The video was linked to a nice origami blog, where I even found the diagram!

It turns out that neither the unit folding, not the putting the units together is difficult at all. The only problem is the last step when the star shape is formed and where very careful folding is required. I've made two of these stars today...with far from perfect results. But like everything in this life, it is a matter of practice and soon I'll manage to fold one perfectly.

In the picture are the three stars. The one in the middle is the original one, which I even managed to repair.

Monday, September 22, 2008

I'm not really a ninja...

...BUT according to the LightBot game I'm ready to be a programmer (that's always good to know!).
I liked the game, It's simple but fun to play and the way of thinking really resembles the one you need to program for real. Besides, the robot is really cute!

Game instructions

Get the little robot to turn on the lights in all blue tiles.

The robot moves to the instructions provided in the right hand side of the screen.
The main method area is where your bot receives his orders from. You drag the instructions f
rom the top row into this field. The robot will cycle through these instructions.
You can choose from forward, right, left, jump, activate light and two function blocks.
These functions are declared in function field 1 and 2. This is a way to make it possible to repeat extensive instructions. Use this to reduce code as the main instruction field is limited to only 12 instructions.

Providing extensive instruction, making clever use of these function files is the main challenge in this game.




Here are some pics from the last levels but you will have to find the solutions for yourselves (and if you're lucky you might get some help when you're stuck like I did!).




As you can see I've been working A LOT these days...

Thursday, September 18, 2008

Sunday, September 14, 2008

10. 09. 08


After 07 (although officially 06 ) months working on my thesis project, today I finally managed to fully finish 05 thesis exemplars and delivered 04 of them to my 03 examiners and my 02 referees.

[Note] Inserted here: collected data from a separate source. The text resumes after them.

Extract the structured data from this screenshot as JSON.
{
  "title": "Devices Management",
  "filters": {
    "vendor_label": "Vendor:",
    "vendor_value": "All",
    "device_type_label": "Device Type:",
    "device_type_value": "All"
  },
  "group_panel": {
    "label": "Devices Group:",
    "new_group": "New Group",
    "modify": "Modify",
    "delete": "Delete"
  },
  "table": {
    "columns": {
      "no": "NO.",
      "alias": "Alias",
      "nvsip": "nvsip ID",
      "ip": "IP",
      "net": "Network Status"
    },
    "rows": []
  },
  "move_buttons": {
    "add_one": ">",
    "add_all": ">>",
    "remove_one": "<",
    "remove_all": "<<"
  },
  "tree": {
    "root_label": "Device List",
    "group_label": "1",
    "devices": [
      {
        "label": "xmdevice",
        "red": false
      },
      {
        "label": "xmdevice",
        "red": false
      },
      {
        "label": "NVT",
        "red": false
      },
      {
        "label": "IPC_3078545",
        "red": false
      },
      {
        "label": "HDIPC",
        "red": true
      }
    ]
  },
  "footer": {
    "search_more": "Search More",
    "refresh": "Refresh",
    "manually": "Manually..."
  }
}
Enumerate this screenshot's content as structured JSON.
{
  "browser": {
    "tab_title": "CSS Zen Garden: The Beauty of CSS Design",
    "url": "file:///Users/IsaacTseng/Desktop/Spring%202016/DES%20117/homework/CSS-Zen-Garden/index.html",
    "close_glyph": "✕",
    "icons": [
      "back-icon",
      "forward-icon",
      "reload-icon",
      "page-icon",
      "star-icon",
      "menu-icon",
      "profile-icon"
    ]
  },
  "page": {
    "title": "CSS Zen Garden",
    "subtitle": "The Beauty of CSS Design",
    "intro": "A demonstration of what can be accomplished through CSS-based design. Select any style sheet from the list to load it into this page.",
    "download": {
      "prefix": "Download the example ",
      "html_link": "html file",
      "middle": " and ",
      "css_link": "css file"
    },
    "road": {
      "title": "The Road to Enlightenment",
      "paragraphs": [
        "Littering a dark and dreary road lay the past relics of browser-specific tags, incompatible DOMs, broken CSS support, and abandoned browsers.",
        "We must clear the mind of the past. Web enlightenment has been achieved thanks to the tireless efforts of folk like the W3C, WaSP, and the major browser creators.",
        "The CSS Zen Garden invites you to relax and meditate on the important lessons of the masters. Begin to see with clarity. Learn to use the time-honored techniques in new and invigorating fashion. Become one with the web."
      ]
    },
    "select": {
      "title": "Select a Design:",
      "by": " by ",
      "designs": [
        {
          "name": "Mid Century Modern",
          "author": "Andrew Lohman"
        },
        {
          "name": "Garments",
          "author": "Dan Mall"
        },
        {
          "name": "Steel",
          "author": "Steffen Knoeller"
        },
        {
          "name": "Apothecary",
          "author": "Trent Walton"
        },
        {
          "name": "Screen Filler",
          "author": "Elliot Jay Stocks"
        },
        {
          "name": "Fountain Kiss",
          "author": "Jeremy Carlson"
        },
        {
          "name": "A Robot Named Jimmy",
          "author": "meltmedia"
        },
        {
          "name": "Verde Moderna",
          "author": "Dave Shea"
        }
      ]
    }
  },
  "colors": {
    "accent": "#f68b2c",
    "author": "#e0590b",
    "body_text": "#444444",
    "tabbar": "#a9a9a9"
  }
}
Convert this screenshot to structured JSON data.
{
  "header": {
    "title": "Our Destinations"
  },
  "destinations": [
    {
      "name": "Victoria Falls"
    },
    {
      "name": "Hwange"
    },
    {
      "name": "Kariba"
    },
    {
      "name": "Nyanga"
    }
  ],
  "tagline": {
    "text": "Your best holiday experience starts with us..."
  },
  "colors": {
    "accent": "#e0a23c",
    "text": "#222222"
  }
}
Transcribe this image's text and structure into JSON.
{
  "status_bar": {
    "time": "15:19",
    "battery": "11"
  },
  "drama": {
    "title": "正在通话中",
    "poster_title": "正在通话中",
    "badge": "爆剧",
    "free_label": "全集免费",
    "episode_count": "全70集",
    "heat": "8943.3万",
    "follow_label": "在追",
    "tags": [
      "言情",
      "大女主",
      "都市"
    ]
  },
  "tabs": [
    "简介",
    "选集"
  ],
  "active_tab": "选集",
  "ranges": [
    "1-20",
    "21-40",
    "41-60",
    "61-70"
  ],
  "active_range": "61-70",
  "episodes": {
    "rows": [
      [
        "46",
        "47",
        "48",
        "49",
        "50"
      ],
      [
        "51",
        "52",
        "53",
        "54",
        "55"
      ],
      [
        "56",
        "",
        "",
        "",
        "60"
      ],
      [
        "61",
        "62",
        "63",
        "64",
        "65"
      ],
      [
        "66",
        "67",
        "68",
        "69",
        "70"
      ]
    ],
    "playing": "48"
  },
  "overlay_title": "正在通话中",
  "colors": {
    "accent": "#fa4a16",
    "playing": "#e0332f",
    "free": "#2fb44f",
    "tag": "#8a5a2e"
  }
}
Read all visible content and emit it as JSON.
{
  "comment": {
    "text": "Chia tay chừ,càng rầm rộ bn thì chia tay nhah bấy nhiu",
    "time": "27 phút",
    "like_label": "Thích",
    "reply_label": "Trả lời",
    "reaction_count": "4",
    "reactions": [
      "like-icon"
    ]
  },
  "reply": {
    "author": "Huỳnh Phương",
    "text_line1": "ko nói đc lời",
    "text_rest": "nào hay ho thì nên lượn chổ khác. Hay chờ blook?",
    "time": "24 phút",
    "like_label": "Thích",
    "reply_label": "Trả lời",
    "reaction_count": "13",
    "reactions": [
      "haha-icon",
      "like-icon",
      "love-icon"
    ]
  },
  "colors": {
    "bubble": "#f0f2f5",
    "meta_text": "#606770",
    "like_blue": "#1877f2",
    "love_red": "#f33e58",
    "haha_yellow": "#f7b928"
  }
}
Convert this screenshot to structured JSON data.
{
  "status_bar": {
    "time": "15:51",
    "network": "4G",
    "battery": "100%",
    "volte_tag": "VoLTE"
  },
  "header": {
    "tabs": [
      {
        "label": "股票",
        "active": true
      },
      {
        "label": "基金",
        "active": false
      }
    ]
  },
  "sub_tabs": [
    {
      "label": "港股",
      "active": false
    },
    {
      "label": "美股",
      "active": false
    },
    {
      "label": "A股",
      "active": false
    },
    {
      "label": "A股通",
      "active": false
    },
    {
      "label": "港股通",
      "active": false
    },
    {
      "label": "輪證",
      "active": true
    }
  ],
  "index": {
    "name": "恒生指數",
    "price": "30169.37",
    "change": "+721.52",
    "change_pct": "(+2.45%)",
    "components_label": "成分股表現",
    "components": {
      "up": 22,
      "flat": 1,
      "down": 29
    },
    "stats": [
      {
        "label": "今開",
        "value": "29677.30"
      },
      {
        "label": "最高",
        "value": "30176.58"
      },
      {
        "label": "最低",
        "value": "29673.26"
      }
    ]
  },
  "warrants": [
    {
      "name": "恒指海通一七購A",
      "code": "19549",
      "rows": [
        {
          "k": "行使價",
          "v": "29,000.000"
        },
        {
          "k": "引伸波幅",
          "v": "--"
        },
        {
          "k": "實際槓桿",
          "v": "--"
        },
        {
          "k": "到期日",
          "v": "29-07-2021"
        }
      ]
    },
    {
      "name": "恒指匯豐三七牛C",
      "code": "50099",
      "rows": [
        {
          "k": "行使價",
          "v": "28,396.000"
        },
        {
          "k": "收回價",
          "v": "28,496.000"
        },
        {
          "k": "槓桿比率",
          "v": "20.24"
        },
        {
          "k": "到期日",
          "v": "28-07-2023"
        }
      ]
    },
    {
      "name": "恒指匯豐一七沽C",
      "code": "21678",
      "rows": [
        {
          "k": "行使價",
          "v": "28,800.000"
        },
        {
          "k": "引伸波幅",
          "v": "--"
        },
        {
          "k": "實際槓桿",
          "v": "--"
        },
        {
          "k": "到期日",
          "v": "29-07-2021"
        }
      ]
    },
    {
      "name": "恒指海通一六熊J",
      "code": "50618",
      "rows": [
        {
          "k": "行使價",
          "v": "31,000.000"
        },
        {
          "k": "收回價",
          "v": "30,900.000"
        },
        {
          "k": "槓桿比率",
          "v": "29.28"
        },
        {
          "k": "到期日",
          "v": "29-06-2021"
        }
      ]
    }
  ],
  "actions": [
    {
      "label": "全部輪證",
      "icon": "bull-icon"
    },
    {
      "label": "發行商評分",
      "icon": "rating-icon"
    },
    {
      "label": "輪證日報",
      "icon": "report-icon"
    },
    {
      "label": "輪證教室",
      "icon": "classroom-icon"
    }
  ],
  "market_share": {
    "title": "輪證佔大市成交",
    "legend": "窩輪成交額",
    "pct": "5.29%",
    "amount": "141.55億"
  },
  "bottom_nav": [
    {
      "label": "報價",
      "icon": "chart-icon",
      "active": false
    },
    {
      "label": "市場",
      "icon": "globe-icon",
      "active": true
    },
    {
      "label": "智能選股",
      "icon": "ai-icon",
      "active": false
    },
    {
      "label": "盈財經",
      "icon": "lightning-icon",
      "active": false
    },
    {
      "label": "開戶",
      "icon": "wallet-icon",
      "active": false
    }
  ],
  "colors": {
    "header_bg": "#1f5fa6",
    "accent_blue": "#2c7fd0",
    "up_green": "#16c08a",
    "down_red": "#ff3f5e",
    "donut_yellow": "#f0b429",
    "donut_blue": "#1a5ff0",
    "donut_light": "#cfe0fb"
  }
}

So much happened around this 01 document and now it's all over.

Thursday, September 4, 2008

Number of applications open vs. work output


These days my work efficiency can be measured as the number of applications opened simultaneously on my computer. Yesterday I even had to increase the number of spaces in the spaces application.


In one week I hope to be able to reduce all of those working applications to one: Quinn. Or maybe I'll alternate my tetris practice with something new and buy Spore?